© Lujie Liu – © Emilia Kohlmeyer

Photographier en intérieur pose souvent deux problèmes : une luminosité faible et un contraste élevé entre l’intérieur et l’extérieur. Le cas se rencontre souvent, dans les lieux naturellement sombres comme les salles de concerts ou de sport, les musées, les églises ; ou dans les moments où la lumière est naturellement faible : le matin tôt ou à la tombée de la nuit.

Dans les cas où le photographe ne peut pas s’appuyer sur une bonne lumière naturelle et où il ne peut pas contrôler la lumière lui-même, il doit adapter les réglages de son appareil photo de manière à capter la lumière au maximum, même si elle est très faible. Plusieurs paramètres sont à prendre en compte.

Les réglages pour photographier en basse lumière

Pour réaliser une image bien exposée malgré le peu de lumière ambiante, il est nécessaire de régler son appareil photo en tenant compte de 3 paramètres qui déterminent la qualité d’exposition d’une photo : l’ouverture, la vitesse d’obturation et la sensibilité ISO.

Pour photographier en condition de basse lumière, mieux vaut utiliser un objectif lumineux qui permet de capter beaucoup de lumière avec une très grande ouverture du diaphragme de l’objectif. À savoir : plus le chiffre est petit, plus l’ouverture est grande ! Augmenter l’ouverture du diaphragme va directement diminuer la profondeur de champ (la zone de netteté sur l’image) et risque donc de créer du flou à l’arrière-plan.

Le second paramètre est celui de la vitesse d’obturation, ou temps de pose. Plus cette vitesse est lente, plus le capteur de l’appareil est exposé à la lumière et plus la photo est lumineuse. Il est donc possible d’augmenter le temps de pose pour exposer correctement la photo.

Enfin, le photographe peut aussi compenser la faible luminosité par un réglage élevé de la sensibilité ISO (la sensibilité ISO mesure la sensibilité à la lumière des capteurs numériques, elle est essentielle pour déterminer une exposition correcte). Les appareils les plus récents offrent ainsi une bonne qualité d’image, sans bruit excessif, jusqu’à 6 400 ISO. Augmenter la sensibilité ISO de l’appareil permet de rendre le capteur plus sensible à la lumière. Mais attention, elle peut aussi détériorer la qualité de l’image.

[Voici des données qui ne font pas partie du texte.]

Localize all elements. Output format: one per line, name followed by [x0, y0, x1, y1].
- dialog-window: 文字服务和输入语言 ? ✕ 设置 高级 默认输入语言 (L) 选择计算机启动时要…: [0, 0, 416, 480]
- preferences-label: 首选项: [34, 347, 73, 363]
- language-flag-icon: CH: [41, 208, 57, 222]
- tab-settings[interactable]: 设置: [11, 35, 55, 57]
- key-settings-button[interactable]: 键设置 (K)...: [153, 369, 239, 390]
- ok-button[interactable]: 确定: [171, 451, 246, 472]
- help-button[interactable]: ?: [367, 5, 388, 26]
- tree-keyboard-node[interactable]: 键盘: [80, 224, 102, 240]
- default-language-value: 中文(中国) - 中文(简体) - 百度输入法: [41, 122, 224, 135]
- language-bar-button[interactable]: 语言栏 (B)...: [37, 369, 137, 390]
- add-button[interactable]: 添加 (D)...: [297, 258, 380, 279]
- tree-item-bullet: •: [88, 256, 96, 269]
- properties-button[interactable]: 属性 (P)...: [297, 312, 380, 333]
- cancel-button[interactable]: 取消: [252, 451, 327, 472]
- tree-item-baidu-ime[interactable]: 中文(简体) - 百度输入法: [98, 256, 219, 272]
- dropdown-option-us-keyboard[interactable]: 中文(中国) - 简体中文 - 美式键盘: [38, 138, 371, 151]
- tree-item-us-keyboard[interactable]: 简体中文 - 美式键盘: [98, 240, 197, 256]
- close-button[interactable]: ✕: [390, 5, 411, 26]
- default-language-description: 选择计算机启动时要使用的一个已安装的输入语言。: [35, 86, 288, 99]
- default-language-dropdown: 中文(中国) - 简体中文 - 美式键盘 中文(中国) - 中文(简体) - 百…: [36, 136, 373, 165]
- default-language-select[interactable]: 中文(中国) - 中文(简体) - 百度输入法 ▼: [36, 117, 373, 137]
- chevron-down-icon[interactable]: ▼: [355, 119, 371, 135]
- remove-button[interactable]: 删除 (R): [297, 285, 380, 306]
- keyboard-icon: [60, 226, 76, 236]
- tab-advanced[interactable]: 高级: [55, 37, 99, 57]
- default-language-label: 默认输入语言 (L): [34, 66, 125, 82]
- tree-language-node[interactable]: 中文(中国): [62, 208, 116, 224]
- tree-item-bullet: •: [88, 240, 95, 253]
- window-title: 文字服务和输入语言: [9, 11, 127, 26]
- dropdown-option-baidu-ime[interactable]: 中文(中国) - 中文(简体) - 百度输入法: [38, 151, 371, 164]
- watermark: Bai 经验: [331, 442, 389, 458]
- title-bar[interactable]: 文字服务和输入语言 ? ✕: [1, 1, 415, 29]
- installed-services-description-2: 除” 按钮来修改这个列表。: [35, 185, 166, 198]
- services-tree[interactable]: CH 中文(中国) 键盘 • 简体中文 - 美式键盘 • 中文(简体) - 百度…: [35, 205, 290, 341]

Une solution pour photographier en faible lumière peut être d’opter pour une sensibilité ISO basse, d’exposer à une vitesse lente pour peu que l’on veuille diaphragmer l’objectif à une ouverture donnant une bonne profondeur de champ (par exemple f/8 ou f/11). Un trépied devient alors nécessaire pour éviter tout risque de bouger ; il permet aussi de peaufiner le cadrage. Les boîtiers, notamment les hybrides, et les objectifs qui disposent d’un système de stabilisation, permettent toutefois de travailler
à main levée. Le photographe doit effectuer des tests pour vérifier jusqu’où son équipement permet de descendre en vitesse lente. Certaines combinaisons boîtier-objectif conservent une image nette jusqu’à 1 seconde d’exposition grâce à la stabilisation.

Une autre solution est d’apporter de la lumière avec un flash. Pour régler un problème de lumière trop faible, le photographe peut aussi créer la lumière manquante à l’aide d’un ou de plusieurs flashes, pour mieux éclairer sa prise de vue et obtenir le rendu voulu.

Le cas de la photographie d’architecture

En photographie d’architecture, le contraste est souvent élevé entre les zones donnant sur l’extérieur (fenêtre, porte, baie vitrée, etc.) et les parties intérieures. Si l’exposition est calculée pour conserver des détails dans les régions les plus claires de l’image, les ombres peuvent en pâtir et perdre leur matière.

Éclaircir des ombres peu détaillées en postproduction génère souvent du bruit et une perte de différenciation des couleurs. Le problème est inverse si l’on expose pour les ombres. Les hautes lumières peuvent atteindre une surexposition irrattrapable en postproduction : aucun détail ne sera récupérable.

La solution est alors de réaliser deux vues, l’une exposée pour les ombres, l’autre pour les hautes lumières. Les deux images seront fusionnées en postproduction, de façon à restituer ce que l’oeil est capable d’enregistrer dans les situations de fort contraste.